Nvidia has reported eight consecutive quarters of revenue growth that surpassed Wall Street expectations. However, as the company prepares to launch its latest AI chips, analysts are cautious about slowing growth and supply chain issues.
The chipmaker’s third-quarter sales surged 82.8% to $33.13 billion, marking the slowest growth in six quarters. Sales for the fourth quarter ending January are expected to drop further to 67.6%, with revenue from Nvidia’s new Blackwell chips likely between $5 billion and $8 billion.
Nvidia’s ability to deliver on promised revenue will be crucial, as supply chain constraints may limit production capacity. Analysts at Morgan Stanley expect a significant impact on revenue if the timeline for delivering Blackwell chips shifts by just one week.

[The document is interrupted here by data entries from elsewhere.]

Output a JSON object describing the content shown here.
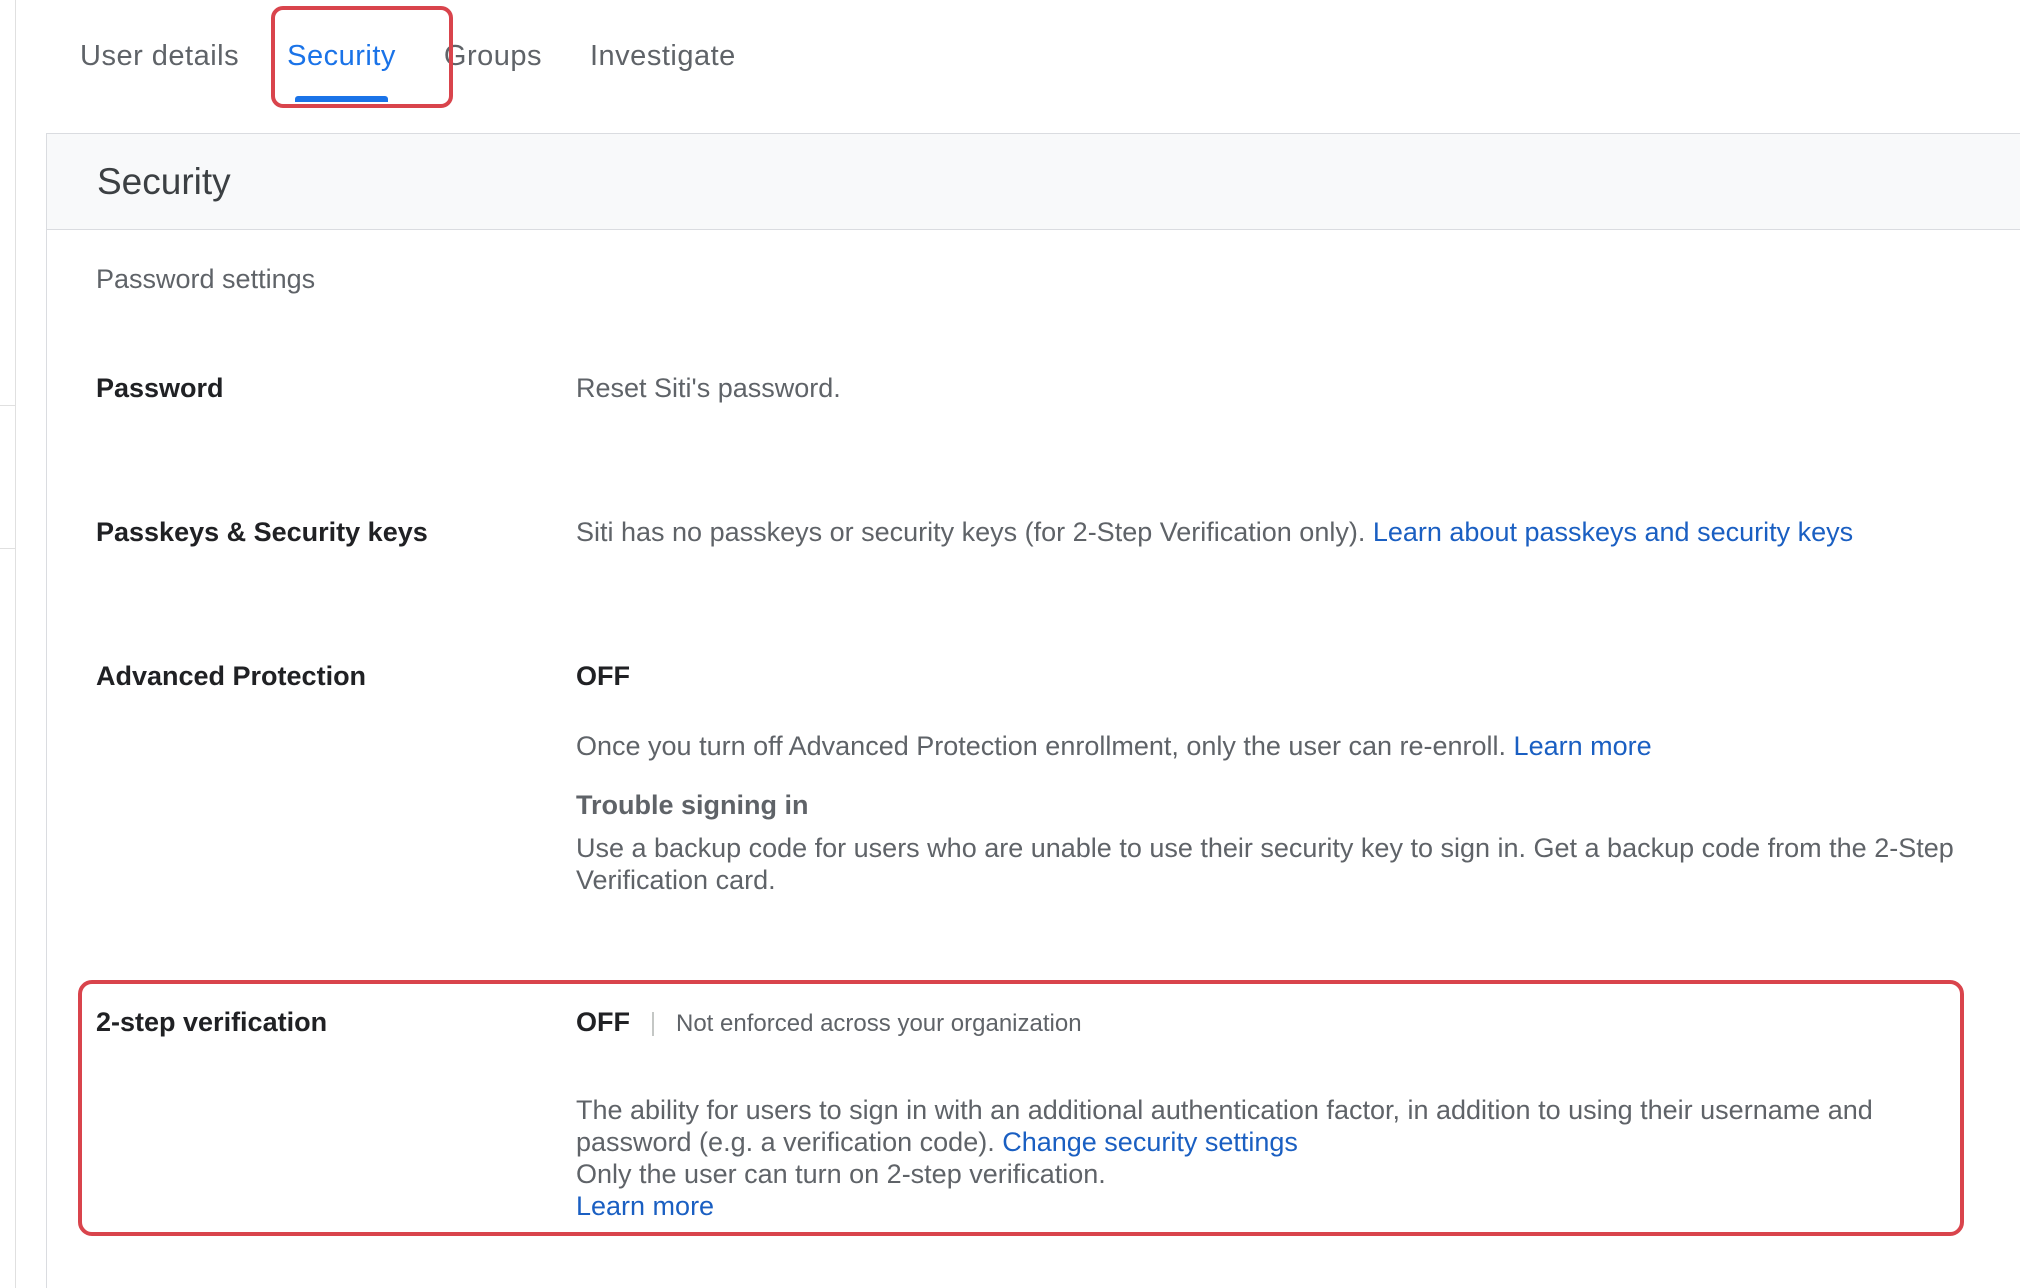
{
  "tabs": [
    {
      "label": "User details"
    },
    {
      "label": "Security"
    },
    {
      "label": "Groups"
    },
    {
      "label": "Investigate"
    }
  ],
  "card": {
    "title": "Security"
  },
  "password_settings": {
    "title": "Password settings",
    "password": {
      "label": "Password",
      "text": "Reset Siti's password."
    },
    "passkeys": {
      "label": "Passkeys & Security keys",
      "text": "Siti has no passkeys or security keys (for 2-Step Verification only).",
      "link": "Learn about passkeys and security keys"
    },
    "advanced_protection": {
      "label": "Advanced Protection",
      "status": "OFF",
      "text": "Once you turn off Advanced Protection enrollment, only the user can re-enroll.",
      "link": "Learn more",
      "trouble_title": "Trouble signing in",
      "trouble_text": "Use a backup code for users who are unable to use their security key to sign in. Get a backup code from the 2-Step Verification card."
    },
    "two_step": {
      "label": "2-step verification",
      "status": "OFF",
      "enforcement": "Not enforced across your organization",
      "text": "The ability for users to sign in with an additional authentication factor, in addition to using their username and password (e.g. a verification code).",
      "change_link": "Change security settings",
      "note": "Only the user can turn on 2-step verification.",
      "learn_more": "Learn more"
    }
  },
  "colors": {
    "accent": "#1a73e8",
    "link": "#1a5fc2",
    "highlight": "#d9444c"
  }
}
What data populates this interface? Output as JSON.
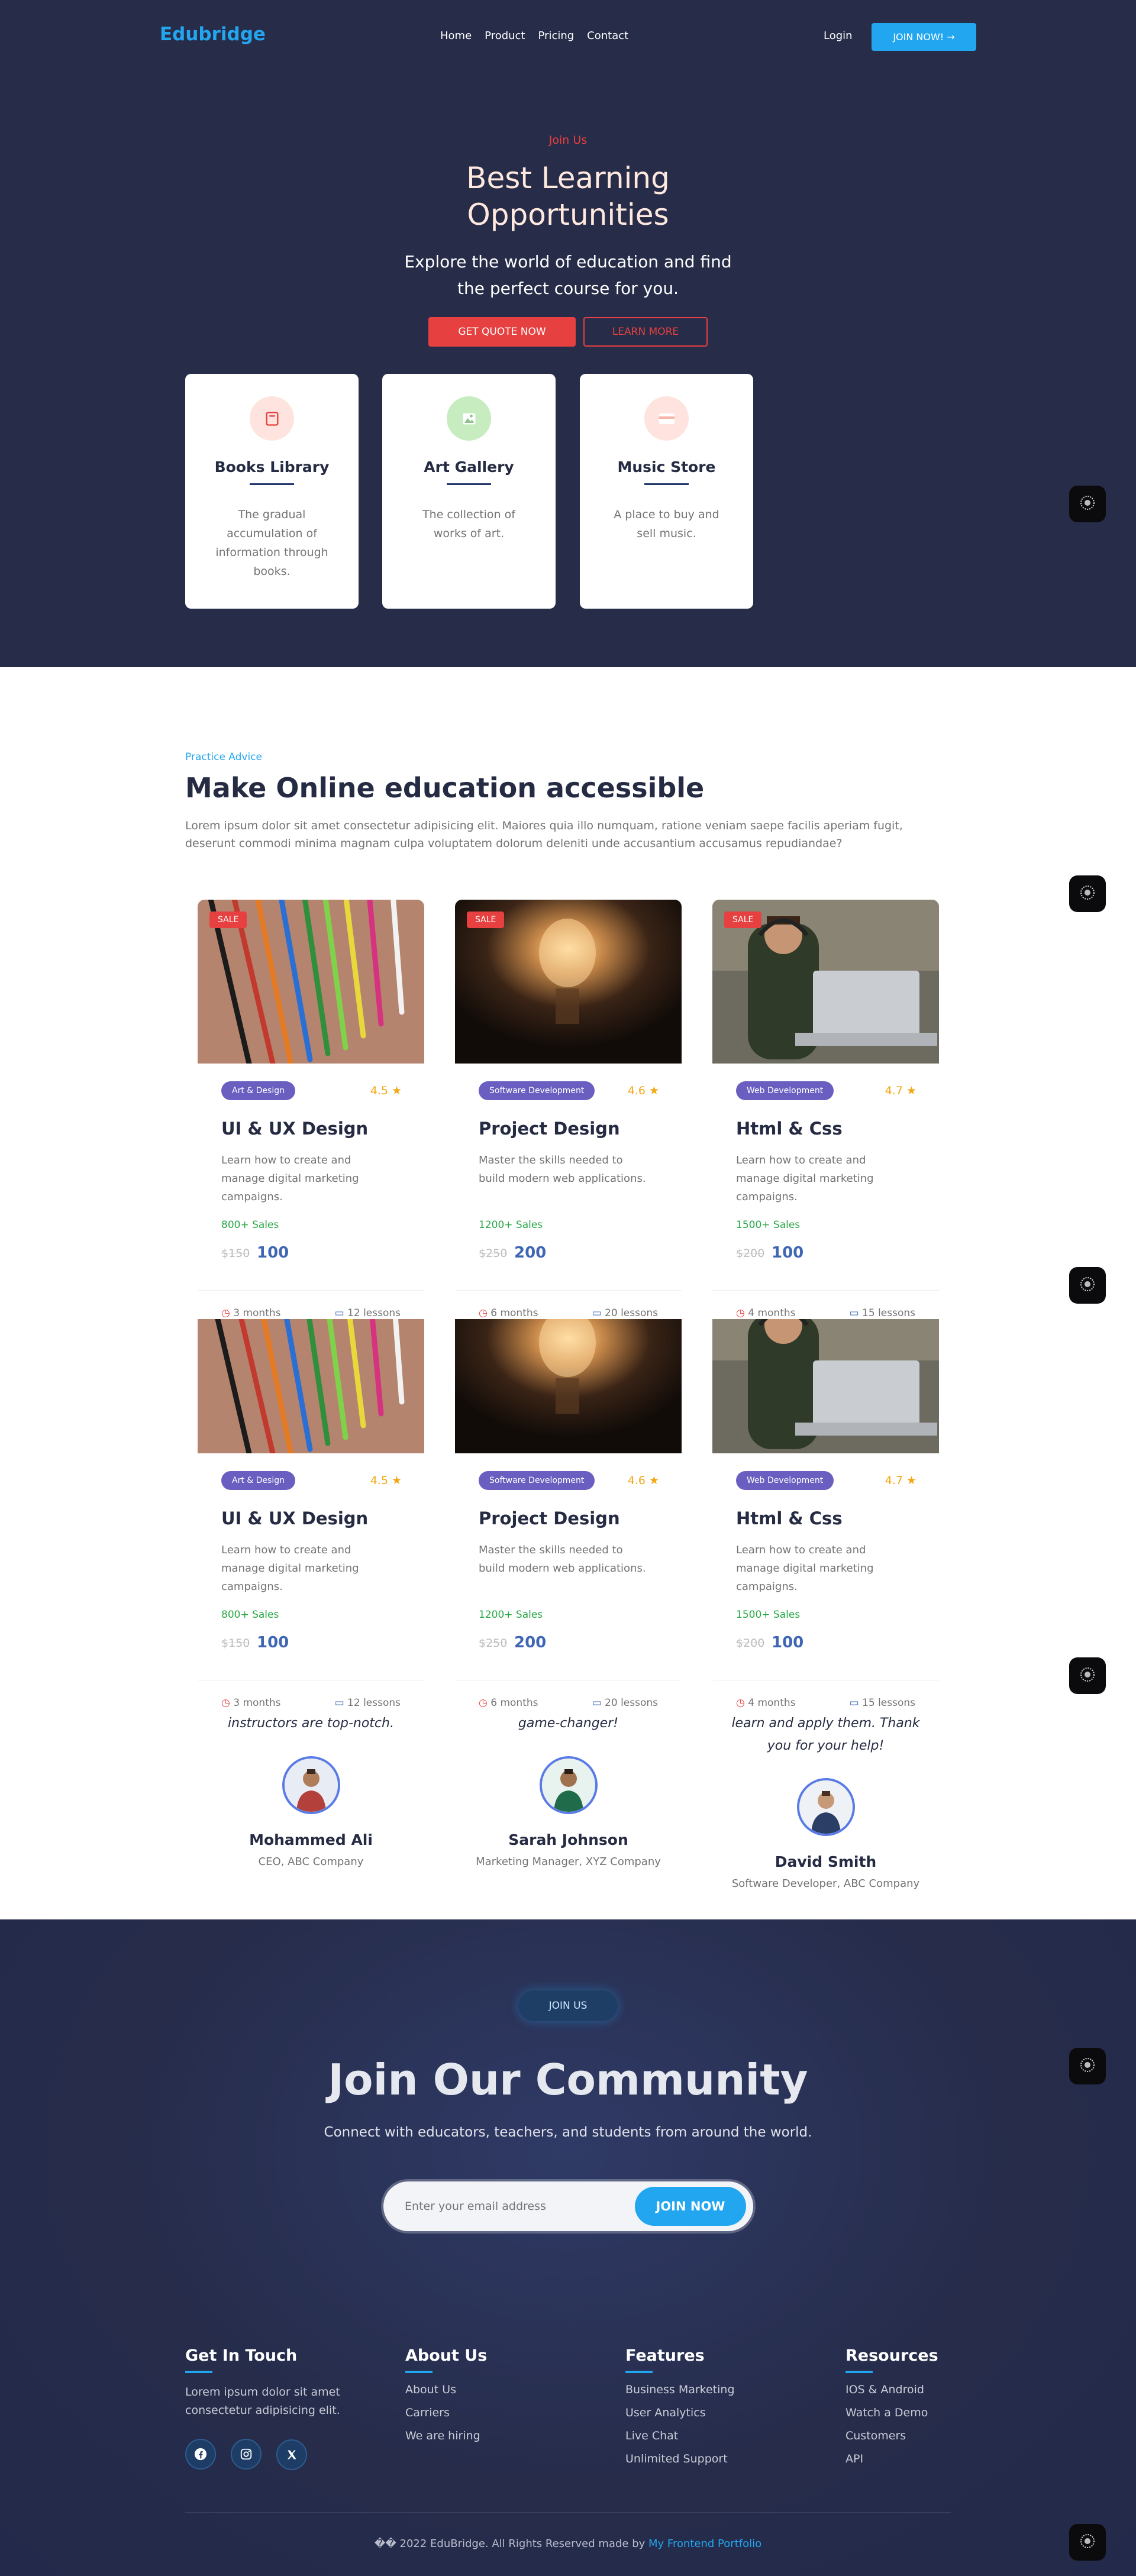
{
  "nav": {
    "logo": "Edubridge",
    "links": [
      "Home",
      "Product",
      "Pricing",
      "Contact"
    ],
    "login": "Login",
    "join": "JOIN NOW! →"
  },
  "hero": {
    "kicker": "Join Us",
    "title_line1": "Best Learning",
    "title_line2": "Opportunities",
    "sub_line1": "Explore the world of education and find",
    "sub_line2": "the perfect course for you.",
    "btn_quote": "GET QUOTE NOW",
    "btn_learn": "LEARN MORE"
  },
  "features": [
    {
      "title": "Books Library",
      "desc": "The gradual accumulation of information through books.",
      "icon": "book-icon",
      "color": "#ffe3de"
    },
    {
      "title": "Art Gallery",
      "desc": "The collection of works of art.",
      "icon": "image-icon",
      "color": "#c7ecc0"
    },
    {
      "title": "Music Store",
      "desc": "A place to buy and sell music.",
      "icon": "card-icon",
      "color": "#ffe3de"
    }
  ],
  "courses_section": {
    "kicker": "Practice Advice",
    "title": "Make Online education accessible",
    "desc": "Lorem ipsum dolor sit amet consectetur adipisicing elit. Maiores quia illo numquam, ratione veniam saepe facilis aperiam fugit, deserunt commodi minima magnam culpa voluptatem dolorum deleniti unde accusantium accusamus repudiandae?"
  },
  "courses": [
    {
      "sale": "SALE",
      "category": "Art & Design",
      "rating": "4.5",
      "title": "UI & UX Design",
      "desc": "Learn how to create and manage digital marketing campaigns.",
      "sales": "800+ Sales",
      "old_price": "$150",
      "price": "100",
      "duration": "3 months",
      "lessons": "12 lessons"
    },
    {
      "sale": "SALE",
      "category": "Software Development",
      "rating": "4.6",
      "title": "Project Design",
      "desc": "Master the skills needed to build modern web applications.",
      "sales": "1200+ Sales",
      "old_price": "$250",
      "price": "200",
      "duration": "6 months",
      "lessons": "20 lessons"
    },
    {
      "sale": "SALE",
      "category": "Web Development",
      "rating": "4.7",
      "title": "Html & Css",
      "desc": "Learn how to create and manage digital marketing campaigns.",
      "sales": "1500+ Sales",
      "old_price": "$200",
      "price": "100",
      "duration": "4 months",
      "lessons": "15 lessons"
    }
  ],
  "testimonials": [
    {
      "quote_tail": "instructors are top-notch.",
      "name": "Mohammed Ali",
      "role": "CEO, ABC Company"
    },
    {
      "quote_tail": "game-changer!",
      "name": "Sarah Johnson",
      "role": "Marketing Manager, XYZ Company"
    },
    {
      "quote_line1": "learn and apply them. Thank",
      "quote_line2": "you for your help!",
      "name": "David Smith",
      "role": "Software Developer, ABC Company"
    }
  ],
  "community": {
    "pill": "JOIN US",
    "title": "Join Our Community",
    "sub": "Connect with educators, teachers, and students from around the world.",
    "placeholder": "Enter your email address",
    "button": "JOIN NOW"
  },
  "footer": {
    "touch": {
      "title": "Get In Touch",
      "text": "Lorem ipsum dolor sit amet consectetur adipisicing elit."
    },
    "about": {
      "title": "About Us",
      "items": [
        "About Us",
        "Carriers",
        "We are hiring"
      ]
    },
    "features": {
      "title": "Features",
      "items": [
        "Business Marketing",
        "User Analytics",
        "Live Chat",
        "Unlimited Support"
      ]
    },
    "resources": {
      "title": "Resources",
      "items": [
        "IOS & Android",
        "Watch a Demo",
        "Customers",
        "API"
      ]
    },
    "copyright": "�� 2022 EduBridge. All Rights Reserved made by ",
    "copyright_link": "My Frontend Portfolio"
  }
}
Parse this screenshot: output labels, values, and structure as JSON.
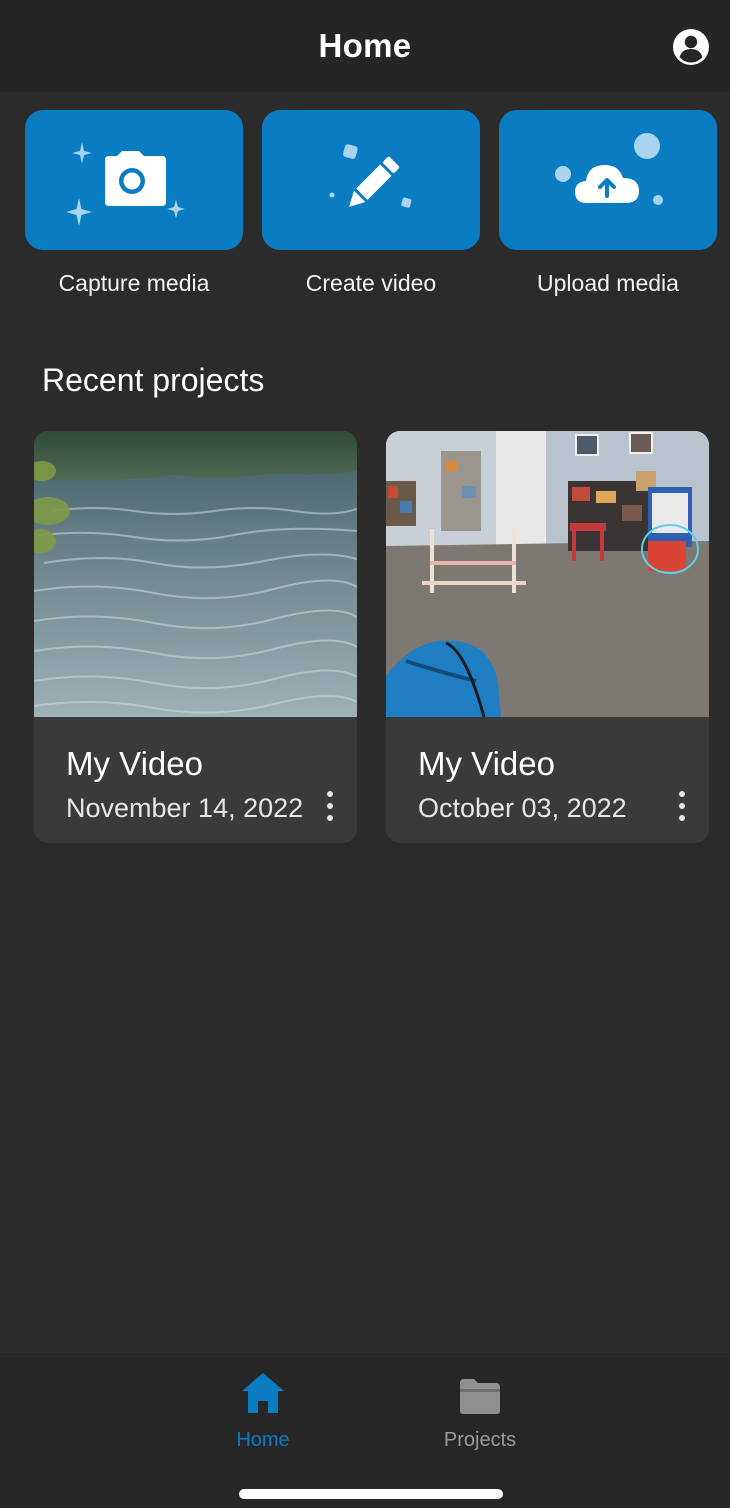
{
  "header": {
    "title": "Home",
    "account_icon": "account-circle-icon"
  },
  "actions": [
    {
      "label": "Capture media",
      "icon": "camera-sparkle-icon"
    },
    {
      "label": "Create video",
      "icon": "pencil-icon"
    },
    {
      "label": "Upload media",
      "icon": "cloud-upload-icon"
    }
  ],
  "recent": {
    "title": "Recent projects",
    "projects": [
      {
        "title": "My Video",
        "date": "November 14, 2022",
        "thumbnail": "lake-water-thumbnail"
      },
      {
        "title": "My Video",
        "date": "October 03, 2022",
        "thumbnail": "indoor-room-thumbnail"
      }
    ]
  },
  "tabs": [
    {
      "label": "Home",
      "icon": "home-icon",
      "active": true
    },
    {
      "label": "Projects",
      "icon": "folder-icon",
      "active": false
    }
  ],
  "colors": {
    "accent": "#0a7cc1",
    "background": "#2b2b2b",
    "header": "#252525",
    "card": "#3a3a3a",
    "inactive_tab": "#9a9a9a"
  }
}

Despite challenges, demand for Nvidia’s GPUs is expected to remain robust in the foreseeable future. Cloud service providers like Microsoft and Amazon are investing billions of dollars in AI data centers that use Nvidia’s chips. The company’s proprietary CUDA software framework has helped it dominate the AI chip market, with an 80% market share.
Analysts at Rosenblatt and Gabelli Funds believe Nvidia’s growth prospects depend on the success of its Blackwell chips. Their estimates range from $5 billion to $13 billion in revenue for the fourth quarter. Nvidia’s quarterly results will drive or weaken a prolonged rally in AI-linked stocks, with the company’s shares nearly tripling this year.